Aber es ist ein Album auf das man sich einlassen muss. Man muss zuhören und darin eintauchen. Anders funktioniert es nicht, oder?

Hier ist Oliver anderer Meinung. "Das möchte ich dem jeweiligen Hörer überlassen. Natürlich wollten wir dem Hörer möglichst viel an die Hand geben, damit es für ihn ein besonderes Album wird. Deshalb haben wir auch so viel Wert auf die aufwändige Ausstattung der CD gelegt. Aber jeder Einzelne muss für sich entscheiden, was er damit anfängt.
Natürlich würde ich mich freuen, wenn etwas hängen bleibt, wenn man sich Zeit nimmt und seine Gedanken macht. Was hat es mit dem 'Bett aus Heidekraut' in Herr Heinerich auf sich? Was verbirgt sich hinter dieser Symbolik? Welche Bedeutung hat diese Botschaft für mich und mein Leben?
Das ist aber etwas, das kann ich nicht erzwingen. Wenn jemand für sich entscheidet, mir genügt die Musik als mp3 auf meinem Rechner oder iPod und ich lass sie im Hintergrund laufen, dann ist das für den genauso okay, wie wenn jemand das Booklet zur Hand nimmt und die Texte Wort für Wort nachvollzieht".

Oliver_S_Tyr

Die CD bietet aber durch ihre aufwändige Gestaltung weit mehr als eine handelsübliche Veröffentlichung und stellt eine Art Gesamtkunstwerk dar. Wie kam es zu diesem bemerkenswerten Konzept?

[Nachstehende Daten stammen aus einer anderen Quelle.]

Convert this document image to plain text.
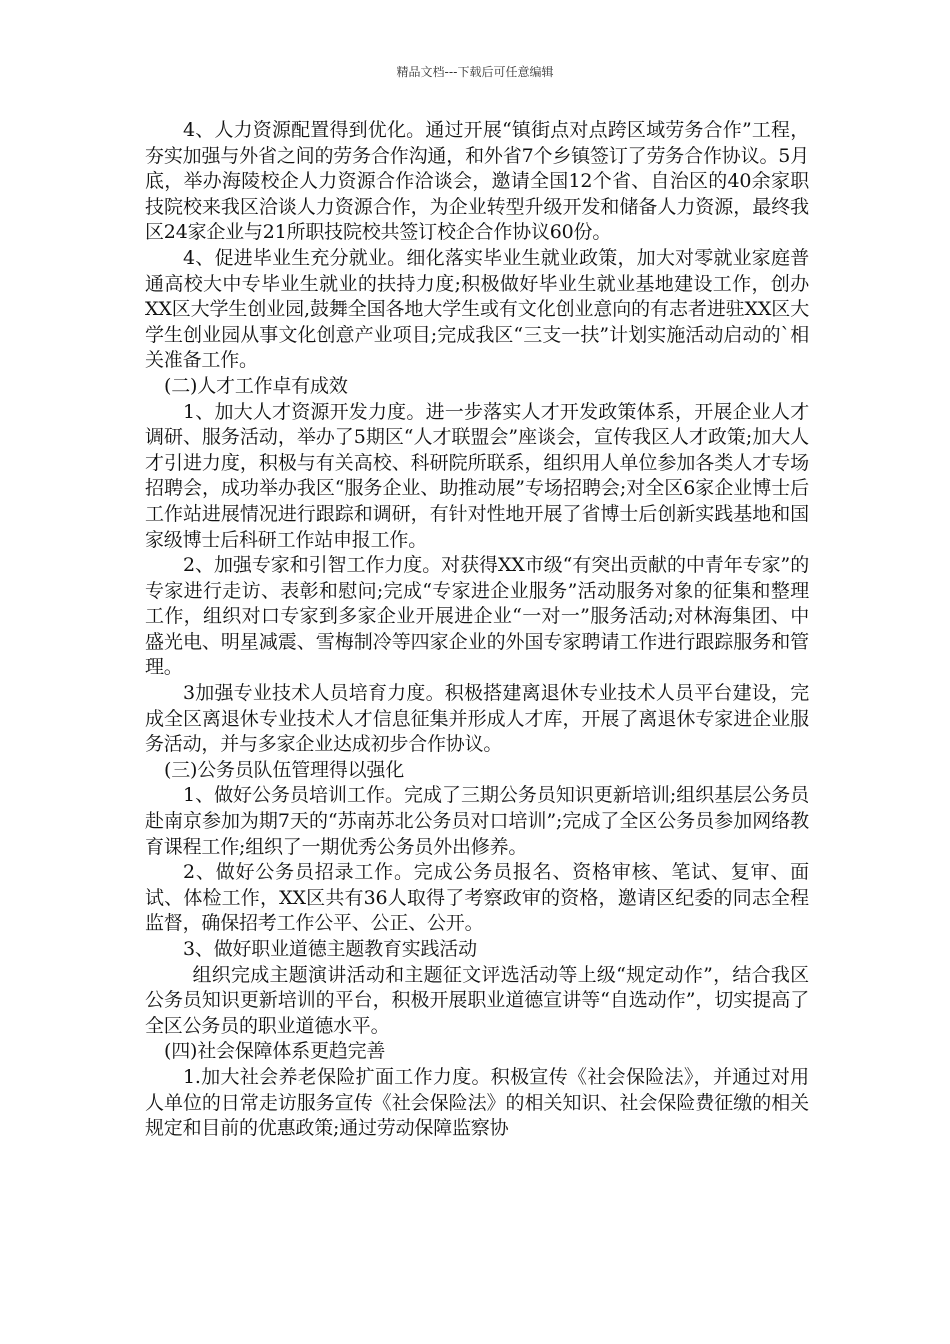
精品文档---下载后可任意编辑

4、人力资源配置得到优化。通过开展“镇街点对点跨区域劳务合作”工程，夯实加强与外省之间的劳务合作沟通，和外省7个乡镇签订了劳务合作协议。5月底，举办海陵校企人力资源合作洽谈会，邀请全国12个省、自治区的40余家职技院校来我区洽谈人力资源合作，为企业转型升级开发和储备人力资源，最终我区24家企业与21所职技院校共签订校企合作协议60份。

4、促进毕业生充分就业。细化落实毕业生就业政策，加大对零就业家庭普通高校大中专毕业生就业的扶持力度;积极做好毕业生就业基地建设工作，创办XX区大学生创业园,鼓舞全国各地大学生或有文化创业意向的有志者进驻XX区大学生创业园从事文化创意产业项目;完成我区“三支一扶”计划实施活动启动的`相关准备工作。

(二)人才工作卓有成效

1、加大人才资源开发力度。进一步落实人才开发政策体系，开展企业人才调研、服务活动，举办了5期区“人才联盟会”座谈会，宣传我区人才政策;加大人才引进力度，积极与有关高校、科研院所联系，组织用人单位参加各类人才专场招聘会，成功举办我区“服务企业、助推动展”专场招聘会;对全区6家企业博士后工作站进展情况进行跟踪和调研，有针对性地开展了省博士后创新实践基地和国家级博士后科研工作站申报工作。

2、加强专家和引智工作力度。对获得XX市级“有突出贡献的中青年专家”的专家进行走访、表彰和慰问;完成“专家进企业服务”活动服务对象的征集和整理工作，组织对口专家到多家企业开展进企业“一对一”服务活动;对林海集团、中盛光电、明星减震、雪梅制冷等四家企业的外国专家聘请工作进行跟踪服务和管理。

3加强专业技术人员培育力度。积极搭建离退休专业技术人员平台建设，完成全区离退休专业技术人才信息征集并形成人才库，开展了离退休专家进企业服务活动，并与多家企业达成初步合作协议。

(三)公务员队伍管理得以强化

1、做好公务员培训工作。完成了三期公务员知识更新培训;组织基层公务员赴南京参加为期7天的“苏南苏北公务员对口培训”;完成了全区公务员参加网络教育课程工作;组织了一期优秀公务员外出修养。

2、做好公务员招录工作。完成公务员报名、资格审核、笔试、复审、面试、体检工作，XX区共有36人取得了考察政审的资格，邀请区纪委的同志全程监督，确保招考工作公平、公正、公开。

3、做好职业道德主题教育实践活动

组织完成主题演讲活动和主题征文评选活动等上级“规定动作”，结合我区公务员知识更新培训的平台，积极开展职业道德宣讲等“自选动作”，切实提高了全区公务员的职业道德水平。

(四)社会保障体系更趋完善

1.加大社会养老保险扩面工作力度。积极宣传《社会保险法》，并通过对用人单位的日常走访服务宣传《社会保险法》的相关知识、社会保险费征缴的相关规定和目前的优惠政策;通过劳动保障监察协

"Die Songs bedeuten mir sehr viel, weil sie und die Geschichten, die hinter ihnen stehen für mich wichtige Wegbegleiter durch mein Leben sind. Ich selbst besitze ein Buch mit Ledereinband, das ich immer bei mir trage. In ihm sammle ich Texte und Ideen, die ich hineinschreibe oder -klebe. Dieses Buch stand Pate für die CD.
Ich mag einfach kein Plastik. Alleine der Gedanke, wie lange es in der Natur dauert bis Plastik verrottet, ist für mich unerträglich. Ich wollte unserem Publikum etwas Hochwertiges an die Hand geben, das der Bedeutung der Musik für mich gerecht wird. Etwas Schönes, dass man sich gerne ins Regal stellt, aber auch etwas Handfestes, das man mit ans Lagerfeuer nimmt, wenn man dort die Stücke nachspielen möchte. Deswegen haben wir nicht nur die kompletten Texte abgedruckt, sondern auch die Noten und Akkorde.
Ich wollte bewusst kein austauschbares Einwegprodukt abliefern. Damit wird man heutzutage doch regelrecht zugeschüttet. Wenn Du an den Kiosk gehst und eine Musikzeitschrift kaufst, dann liegt inzwischen jeder Zweiten eine CD bei. In meinen Augen verkommt Musik dadurch zum Wegwerfprodukt. Da wollten wir einfach einen Gegenpol setzen und etwas veröffentlichen, das vielleicht etwas teurer ist als eine normale CD, aber dafür auch einen echten Gegenwert bietet."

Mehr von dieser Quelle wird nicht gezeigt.